O processo é iniciado com a manifestação escrita enviada a um conselho de arbitragem, que notifica ambas as partes e designa dois membros da família para tentar a reconciliação durante 90 dias. Se a reconciliação falhar, o conselho emite o certificado de Talaq, formalizando o divórcio.
Após a pronúncia, há um período de três meses ou três ciclos menstruais, chamado "período de pureza", durante o qual a separação se consolida, exceto se a esposa engravidar. As mulheres têm menos poder, podendo dissolver o casamento sozinhas apenas se o marido tiver delegado tal poder a elas no contrato de casamento.
Uma pesquisa de 2015 do grupo BMMA - Bharatiya Muslim Mahila Andolan revelou que 59% das 117 mulheres muçulmanas divorciadas entrevistadas na Índia foram unilateralmente divorciadas pelo marido pela mera pronúncia da palavra "talaq" três vezes.
A pesquisa também descobriu que os homens frequentemente utilizam tecnologias modernas, como Skype, WhatsApp e Facebook, para pronunciar a separação.

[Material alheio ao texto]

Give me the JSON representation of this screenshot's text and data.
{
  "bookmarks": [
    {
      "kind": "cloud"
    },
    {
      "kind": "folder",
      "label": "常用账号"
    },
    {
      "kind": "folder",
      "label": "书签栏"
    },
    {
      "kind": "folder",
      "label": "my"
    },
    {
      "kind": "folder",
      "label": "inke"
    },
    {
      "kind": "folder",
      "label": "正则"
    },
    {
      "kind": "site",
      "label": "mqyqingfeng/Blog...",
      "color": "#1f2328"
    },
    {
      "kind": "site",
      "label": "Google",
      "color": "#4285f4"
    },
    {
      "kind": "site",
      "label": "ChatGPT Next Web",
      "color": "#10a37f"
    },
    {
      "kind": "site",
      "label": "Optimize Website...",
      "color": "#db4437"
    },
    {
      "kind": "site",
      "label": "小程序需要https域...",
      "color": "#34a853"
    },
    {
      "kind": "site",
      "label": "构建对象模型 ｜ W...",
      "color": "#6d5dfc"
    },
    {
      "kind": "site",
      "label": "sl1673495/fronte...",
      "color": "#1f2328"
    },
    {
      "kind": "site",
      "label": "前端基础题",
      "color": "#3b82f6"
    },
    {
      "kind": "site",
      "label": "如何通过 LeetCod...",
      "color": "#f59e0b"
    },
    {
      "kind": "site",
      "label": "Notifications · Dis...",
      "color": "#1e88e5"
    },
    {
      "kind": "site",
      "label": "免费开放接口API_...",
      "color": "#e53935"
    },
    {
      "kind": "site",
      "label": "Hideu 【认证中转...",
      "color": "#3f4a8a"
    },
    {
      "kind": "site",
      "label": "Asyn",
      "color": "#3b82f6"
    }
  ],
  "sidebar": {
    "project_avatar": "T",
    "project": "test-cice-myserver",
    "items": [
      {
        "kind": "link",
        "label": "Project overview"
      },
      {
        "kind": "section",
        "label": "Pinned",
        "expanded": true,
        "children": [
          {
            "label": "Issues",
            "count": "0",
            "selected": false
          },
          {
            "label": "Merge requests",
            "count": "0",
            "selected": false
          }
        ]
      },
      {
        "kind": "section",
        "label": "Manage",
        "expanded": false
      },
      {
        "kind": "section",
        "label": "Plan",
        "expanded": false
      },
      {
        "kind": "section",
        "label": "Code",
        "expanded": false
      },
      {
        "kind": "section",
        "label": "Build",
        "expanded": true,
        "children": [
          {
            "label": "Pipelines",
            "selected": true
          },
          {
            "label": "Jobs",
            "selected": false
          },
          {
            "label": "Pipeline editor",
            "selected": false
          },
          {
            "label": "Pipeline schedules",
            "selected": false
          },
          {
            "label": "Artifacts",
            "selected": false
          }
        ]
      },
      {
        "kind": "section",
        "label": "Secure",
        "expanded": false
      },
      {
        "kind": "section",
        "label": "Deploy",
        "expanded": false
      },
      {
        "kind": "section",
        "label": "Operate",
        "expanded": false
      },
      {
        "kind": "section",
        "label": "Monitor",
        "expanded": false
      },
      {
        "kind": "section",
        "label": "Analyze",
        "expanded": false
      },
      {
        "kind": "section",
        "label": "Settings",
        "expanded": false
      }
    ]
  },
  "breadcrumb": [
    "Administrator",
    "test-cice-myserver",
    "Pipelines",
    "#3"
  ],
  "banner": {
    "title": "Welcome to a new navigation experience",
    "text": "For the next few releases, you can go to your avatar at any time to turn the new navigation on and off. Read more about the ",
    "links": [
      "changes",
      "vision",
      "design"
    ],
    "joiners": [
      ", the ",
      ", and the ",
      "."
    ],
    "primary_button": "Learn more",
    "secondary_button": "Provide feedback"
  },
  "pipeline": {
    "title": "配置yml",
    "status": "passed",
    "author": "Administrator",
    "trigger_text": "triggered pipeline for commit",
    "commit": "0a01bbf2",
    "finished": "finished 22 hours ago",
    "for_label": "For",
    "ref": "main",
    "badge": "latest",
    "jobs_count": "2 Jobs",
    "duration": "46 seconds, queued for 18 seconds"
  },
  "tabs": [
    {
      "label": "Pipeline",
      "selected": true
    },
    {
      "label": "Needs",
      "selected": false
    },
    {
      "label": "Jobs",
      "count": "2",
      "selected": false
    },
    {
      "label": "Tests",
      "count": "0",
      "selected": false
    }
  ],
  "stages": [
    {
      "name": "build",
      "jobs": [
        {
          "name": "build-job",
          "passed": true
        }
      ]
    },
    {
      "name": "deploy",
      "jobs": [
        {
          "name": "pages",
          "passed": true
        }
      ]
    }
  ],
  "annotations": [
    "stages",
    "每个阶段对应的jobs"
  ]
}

Em janeiro de 2024, o Hindustan Times relatou um caso em que um homem de 23 anos pronunciou o triplo talaq pelo WhatsApp após ser questionado pela esposa sobre uma traição, e agora enfrenta investigação.
Talaq no Brasil
Em 2001, a novela de Gloria Perez, "O Clone", trouxe o triplo talaq ao público brasileiro quando o personagem Said, enfurecido com sua esposa Jade, pronunciou "talaq" três vezes, efetivamente divorciando-se dela.
A prática também foi tema no Judiciário nacional. Em 1978, o STF homologou uma sentença de divórcio concedida por legislação muçulmana no caso SE 2416 PQ.
Envolvia um paquistanês residente em Washington/EUA, que desejava se casar com uma cidadã brasileira residente no Paquistão, e solicitou ao Brasil a homologação de seu divórcio baseado no triplo talaq.
O ministro Carlos Thompson Flores, relator do caso, concedeu o pedido, amparado por parecer favorável do então PGR Haroldo Valadão em um caso anterior semelhante (sentença estrangeira 45 do Líbano).
"Se o direito brasileiro admite o reconhecimento de um divórcio decretado, sem fraude, em um Estado segundo suas leis, por seus tribunais, para seus nacionais, é um princípio, indiferente apurar se o divórcio ali é litigioso e por que causas, se por mútuo consentimento e em que forma e condições, ou se, na qual espécie, pela simples vontade de um dos cônjuges", afirmou o relator.
Em um caso anterior, em 1977, o STF negou por unanimidade a homologação de outro divórcio envolvendo triplo talaq (SE 2.373 do Egito). A Corte considerou que a manifestação unilateral do marido violava a ordem pública.
Já na decisão de 1977, os ministros consideraram a ordem pública material, avaliando o mérito da decisão para verificar se a sentença infringiria os direitos fundamentais do ordenamento jurídico brasileiro.
No Brasil
No Brasil, publicações/posts não têm o "poder" de declarar um divórcio como acontece nos países adotam o triplo talak, mas declarações, fotos e vídeos podem ser uteis na justiça brasileira para definir a data de separação do ex-casal, especialmente importante quando o casal possui conta conjunta ou investimentos a serem partilhados ou dívidas em comum.
É por isso que alguns casais declaram nas redes sociais suas separações, exatamente para deixar claro a data da separação.